A hunting we will go

Dear adventurous reader,

Sam follows caribou tracks along the bank.

During the weekend, my husband and I decided to take the family on a trip north. The purpose, ostensibly, was to go caribou hunting. We packed a tent, sleeping bags, food, rifles, and warm clothes for all of us. For our youngest daughter we brought full snow gear — snow pants, parka, boots, mittens. Although it hadn’t snowed yet, we suspected it would be well below freezing.

The Wrangell Mountains, topped with fresh snow.

We loaded everything into the back of our pickup truck, hitched our boat trailer, and drove north through river valleys and alpine tundra. Then we launched the boat into clear-running water, and headed up river.

My daughter's small hand beside a brown bear track in the river mud.

When I say we were “ostensibly” going on a caribou hunting trip, I mean to say that hunting trips are rarely about only the hunt itself. We  go in search of moose or bear or caribou. We hope, at the end of the trip, to have meat for the winter.

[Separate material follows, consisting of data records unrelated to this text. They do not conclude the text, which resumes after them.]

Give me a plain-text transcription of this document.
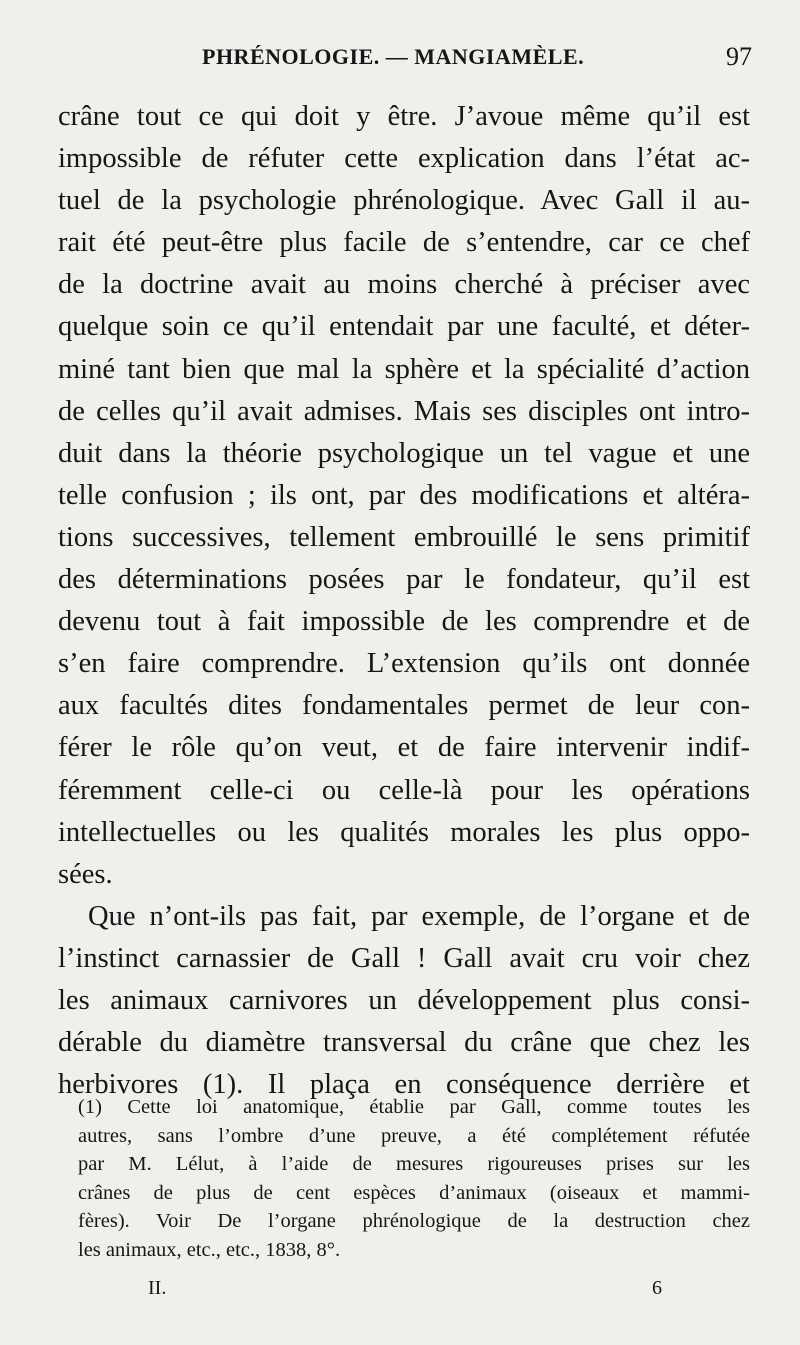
PHRÉNOLOGIE. — MANGIAMÈLE.	97
crâne tout ce qui doit y être. J’avoue même qu’il est
impossible de réfuter cette explication dans l’état ac-
tuel de la psychologie phrénologique. Avec Gall il au-
rait été peut-être plus facile de s’entendre, car ce chef
de la doctrine avait au moins cherché à préciser avec
quelque soin ce qu’il entendait par une faculté, et déter-
miné tant bien que mal la sphère et la spécialité d’action
de celles qu’il avait admises. Mais ses disciples ont intro-
duit dans la théorie psychologique un tel vague et une
telle confusion ; ils ont, par des modifications et altéra-
tions successives, tellement embrouillé le sens primitif
des déterminations posées par le fondateur, qu’il est
devenu tout à fait impossible de les comprendre et de
s’en faire comprendre. L’extension qu’ils ont donnée
aux facultés dites fondamentales permet de leur con-
férer le rôle qu’on veut, et de faire intervenir indif-
féremment celle-ci ou celle-là pour les opérations
intellectuelles ou les qualités morales les plus oppo-
sées.
Que n’ont-ils pas fait, par exemple, de l’organe et de
l’instinct carnassier de Gall ! Gall avait cru voir chez
les animaux carnivores un développement plus consi-
dérable du diamètre transversal du crâne que chez les
herbivores (1). Il plaça en conséquence derrière et
(1) Cette loi anatomique, établie par Gall, comme toutes les
autres, sans l’ombre d’une preuve, a été complétement réfutée
par M. Lélut, à l’aide de mesures rigoureuses prises sur les
crânes de plus de cent espèces d’animaux (oiseaux et mammi-
fères). Voir De l’organe phrénologique de la destruction chez
les animaux, etc., etc., 1838, 8°.
II.	6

Wild swans take flight from the river.

But more than anything we hope to grab some last bit of autumn. We go in search of surprises, big and small. An eagle feather caught in a spruce branch. Brown bear tracks in the mud. Grayling darting beneath our boat. A small group of caribou passing by camp at dusk.

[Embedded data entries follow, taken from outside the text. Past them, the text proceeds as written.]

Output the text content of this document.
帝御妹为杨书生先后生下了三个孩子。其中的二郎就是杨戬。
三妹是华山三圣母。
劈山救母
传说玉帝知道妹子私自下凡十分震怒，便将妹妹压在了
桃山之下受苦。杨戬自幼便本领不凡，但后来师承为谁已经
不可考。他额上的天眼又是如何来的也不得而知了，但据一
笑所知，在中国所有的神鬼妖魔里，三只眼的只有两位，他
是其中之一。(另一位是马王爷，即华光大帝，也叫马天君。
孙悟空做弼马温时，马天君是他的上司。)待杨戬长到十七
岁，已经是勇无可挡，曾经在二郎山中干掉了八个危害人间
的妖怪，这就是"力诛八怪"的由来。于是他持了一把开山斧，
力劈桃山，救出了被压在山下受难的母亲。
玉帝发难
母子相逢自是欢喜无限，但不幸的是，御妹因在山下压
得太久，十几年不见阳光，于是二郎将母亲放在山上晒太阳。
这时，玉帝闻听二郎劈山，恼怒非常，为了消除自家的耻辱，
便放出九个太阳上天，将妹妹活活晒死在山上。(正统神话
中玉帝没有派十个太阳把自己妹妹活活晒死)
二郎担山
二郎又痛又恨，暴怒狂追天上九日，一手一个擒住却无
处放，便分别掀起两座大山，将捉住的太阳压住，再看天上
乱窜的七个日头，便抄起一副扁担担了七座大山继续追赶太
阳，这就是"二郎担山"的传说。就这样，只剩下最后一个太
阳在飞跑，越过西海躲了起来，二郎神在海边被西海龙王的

A young bull moose watches us from the birch trees.

A good book shared around the campfire. The sounds of the wilderness filling our ears as we sleep — coyotes yipping along the hillside, the river burbling over rocks and logs. Hot oatmeal in the morning, dotted with cranberries gathered from the tundra bushes behind our tent.

Our oldest daughter reads The Wizard of Oz aloud to the rest of us.

When we returned home last night, we brought caribou meat. But to say we had just been gone hunting doesn’t say enough.

Cheers!

Eowyn

4 Comments

  • Sue Mathis says:

    What a great family outing! The most “rustic” thing my family did when I was a kid was rent ‘housekeeping’ cottages at a resort upstate New York. Certainly not good books around a campfire, but fun all the same!

    • Eowyn Ivey says:

      I think you just pegged Grace’s perfect rustic vacation — she would LOVE a cottage in upstate New York vs. a freezing tent and cooking your dinner in a fire in the dirt. Ah well, you try to raise them right, but what can you do.

  • Christy Thomas says:

    You are a truely talented writer to make camping and hunting sound so romantic. You had me ready to pack up the house and move back to Alaska. I admire you and Sam and your commitment to making sure that your children are involved totally in the things you love. I’ll always remember how you took Grace in a backpack moose hunting when she was a baby. You’ve raised some pretty amazing girls.